LLMs get lost in multi-turn conversation

Context Poisoning & Multi-Turn Degradation

  • Many commenters say the paper matches everyday experience: once a conversation “gets poisoned” by a wrong assumption, bad answer, or off-topic tangent, quality often degrades irreversibly.
  • Memory features and cross-chat “personalization” are seen as risky; some disable memory because it propagates mistakes or irrelevant facts into new chats.
  • People notice LLMs tend to stick to early interpretations even after being corrected, suggesting a bias toward the first “complete” answer rather than ongoing belief revision.

User Strategies & Interface Ideas

  • Common workaround: frequently start new chats, carry over only a concise summary, spec, or small curated code/context sample.
  • Heavy users rely on:
    • Editing or deleting previous turns to “unpoison” context.
    • Forking/branching conversations from earlier points.
    • Manual or automatic compaction/summarization of history.
  • Several tools and workflows are mentioned (local UIs, editors, bots) that let users edit history, compact context, or branch chats; many want Git-like branching and bookmarking as first-class UX.
  • Some advocate “conversation version control” and treating chats as editable documents, not immutable logs.

Capabilities, Limits, and Human Comparison

  • Some describe long, successful multi-week debugging or protocol-deconstruction sessions, but note it worked best when:
    • The human steered strongly and knew the goal.
    • The LLM mostly compressed complex material into clearer explanations.
  • Others report mixed results in complex, versioned domains (e.g., cellular protocols, frameworks), with hallucinated features or version-mixing.
  • There’s debate over how analogous LLM failures are to human confusion; users say LLMs feel different because once off-track they rarely recover.

Prompting, Clarification, and “Thinking” Models

  • A recurring criticism: LLMs seldom ask for clarification, instead guessing and confidently running with underspecified instructions.
  • Some say you can train or prompt them to ask questions or self-check (Socratic or “multiple minds” styles), but others doubt they truly “know when they don’t know” vs. asking at arbitrary times.
  • Overconfidence and lack of introspection are framed as architectural consequences of autoregressive next-token prediction and training on “happy path” data.
  • One thread argues that test-time reasoning / “thinking” models and chain-of-thought might mitigate this, and criticizes the paper for not evaluating them.

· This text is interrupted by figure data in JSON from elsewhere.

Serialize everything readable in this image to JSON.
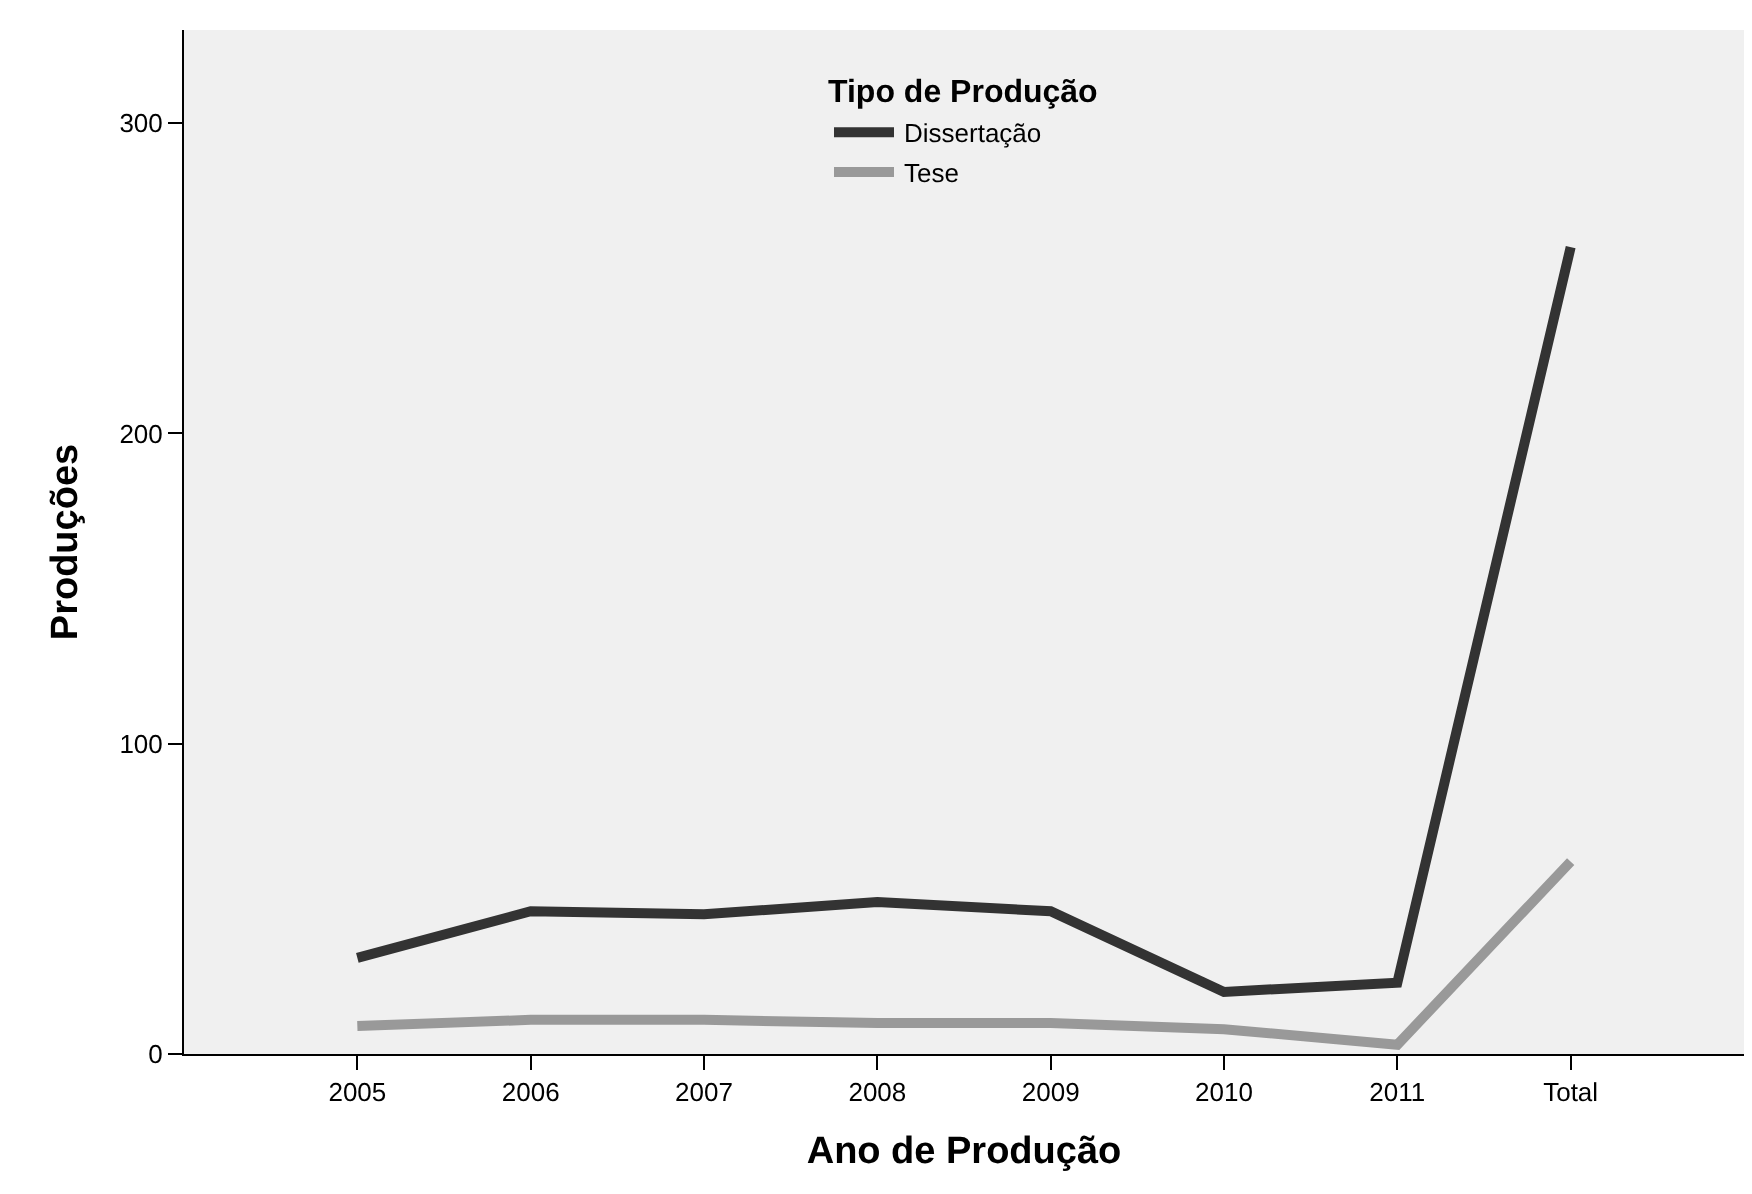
{
  "chart_data": {
    "type": "line",
    "xlabel": "Ano de Produção",
    "ylabel": "Produções",
    "legend_title": "Tipo de Produção",
    "categories": [
      "2005",
      "2006",
      "2007",
      "2008",
      "2009",
      "2010",
      "2011",
      "Total"
    ],
    "series": [
      {
        "name": "Dissertação",
        "color": "#333333",
        "values": [
          31,
          46,
          45,
          49,
          46,
          20,
          23,
          260
        ]
      },
      {
        "name": "Tese",
        "color": "#999999",
        "values": [
          9,
          11,
          11,
          10,
          10,
          8,
          3,
          62
        ]
      }
    ],
    "ylim": [
      0,
      330
    ],
    "yticks": [
      0,
      100,
      200,
      300
    ],
    "grid": false,
    "legend": "top",
    "marker": "none",
    "line_style": "solid"
  }
}
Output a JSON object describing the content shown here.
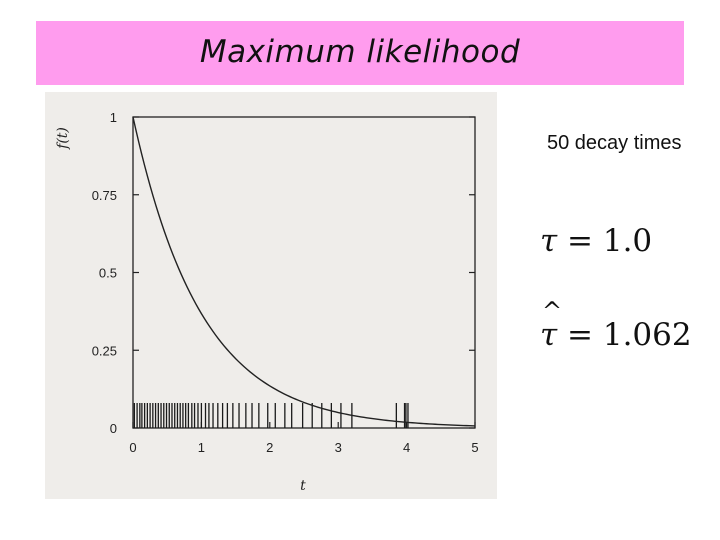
{
  "slide": {
    "title": "Maximum likelihood",
    "note": "50 decay times",
    "true_tau": {
      "symbol": "τ",
      "equals": "=",
      "value": "1.0"
    },
    "est_tau": {
      "symbol": "τ",
      "hat": "^",
      "equals": "=",
      "value": "1.062"
    }
  },
  "colors": {
    "title_band": "#ff9cee",
    "scan_bg": "#efedea",
    "ink": "#1a1a1a"
  },
  "chart_data": {
    "type": "line",
    "xlabel": "t",
    "ylabel": "f(t)",
    "xlim": [
      0,
      5
    ],
    "ylim": [
      0,
      1
    ],
    "x_ticks": [
      "0",
      "1",
      "2",
      "3",
      "4",
      "5"
    ],
    "y_ticks": [
      "0",
      "0.25",
      "0.5",
      "0.75",
      "1"
    ],
    "series": [
      {
        "kind": "curve",
        "function": "exp(-t/tau)",
        "tau": 1.0,
        "x": [
          0,
          0.25,
          0.5,
          0.75,
          1,
          1.5,
          2,
          2.5,
          3,
          3.5,
          4,
          4.5,
          5
        ],
        "y": [
          1.0,
          0.78,
          0.607,
          0.472,
          0.368,
          0.223,
          0.135,
          0.082,
          0.05,
          0.03,
          0.018,
          0.011,
          0.007
        ]
      },
      {
        "kind": "rug",
        "label": "50 decay times",
        "x": [
          0.02,
          0.06,
          0.1,
          0.13,
          0.17,
          0.21,
          0.25,
          0.29,
          0.33,
          0.37,
          0.41,
          0.45,
          0.49,
          0.53,
          0.57,
          0.61,
          0.65,
          0.69,
          0.73,
          0.77,
          0.81,
          0.86,
          0.9,
          0.95,
          1.0,
          1.06,
          1.11,
          1.17,
          1.24,
          1.31,
          1.38,
          1.46,
          1.55,
          1.65,
          1.74,
          1.84,
          1.97,
          2.08,
          2.22,
          2.32,
          2.48,
          2.62,
          2.76,
          2.9,
          3.04,
          3.2,
          3.85,
          3.97,
          3.99,
          4.02
        ]
      }
    ]
  }
}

Tooling, Agents, and Research Gaps

  • Multiple comments propose “curator” or meta-agents that dynamically prune, rewrite, or RAG-ify chat history, as well as richer memory hierarchies (training data vs. context vs. external store).
  • Others stress that prompt engineering is really ongoing context management, not just the initial system prompt.
  • Some want more empirical guidance on practical context limits for coding and long projects, and question missing evaluations of certain open models (Qwen, Mistral).